JOHANNES URZIDIL – L’amata perduta – Adelphi
“Chi canterà, se io non ci sono, la melodia delle case e delle strade, il tardo bagliore del sole sui merli delle torri, la pensosità delle cariatidi, chi intonerà il canto sommesso delle vecchie venditrici di ciambelle nel parco, i destini delle sponde del fiume e la maestà dei loro ponti?”
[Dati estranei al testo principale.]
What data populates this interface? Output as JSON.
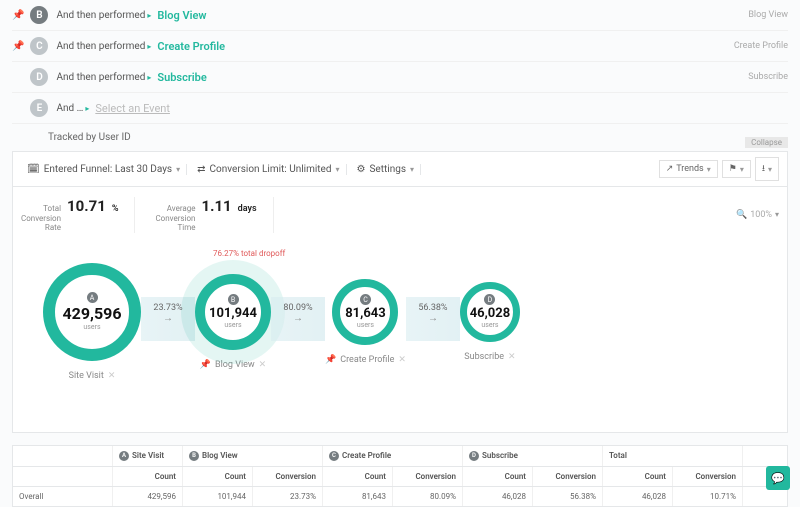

Praga, la città che si nega, la traccia indelebile di una vita che non ritorna né si consuma, la città indefinibile e allusiva, eccentrica e conturbante, amata, appunto, e perduta e, proprio perché perduta, destinata a non essere mai afferrata e compresa totalmente e a trasformarsi nel mito di se stessa. Praga incarna nella cultura mitteleuropea il topos letterario della nostalgia e possiede infiniti repertori di suggestioni in grado di mantenere viva, intatta, la sua parvenza di città del sogno. Ma la nostalgia è un terreno fertile, che si lascia percorrere e che, anzi, chiede di essere percorso; la nostalgia può essere interrogata e indagata, può essere cantata e celebrata e, infine, può essere scandagliata, con scrupolo e attenzione, perché si vuole tenerla in vita e sostare a lungo nei suoi territori, nell’illusione di ritrovare il tempo già vissuto. Leggendo “L’amata perduta” di Johannes Urzidil sono tornata spesso alle pagine di due bellissimi testi che, da sempre, costituiscono due imprescindibili guide per le mie incursioni nella letteratura ceca, ma anche, più in generale, mitteleuropea. Il primo è il ricco saggio di Claudio Magris “Praga al quadrato” (in “Alfabeti”), il secondo è il capolavoro di Angelo Maria Ripellino, “Praga magica”.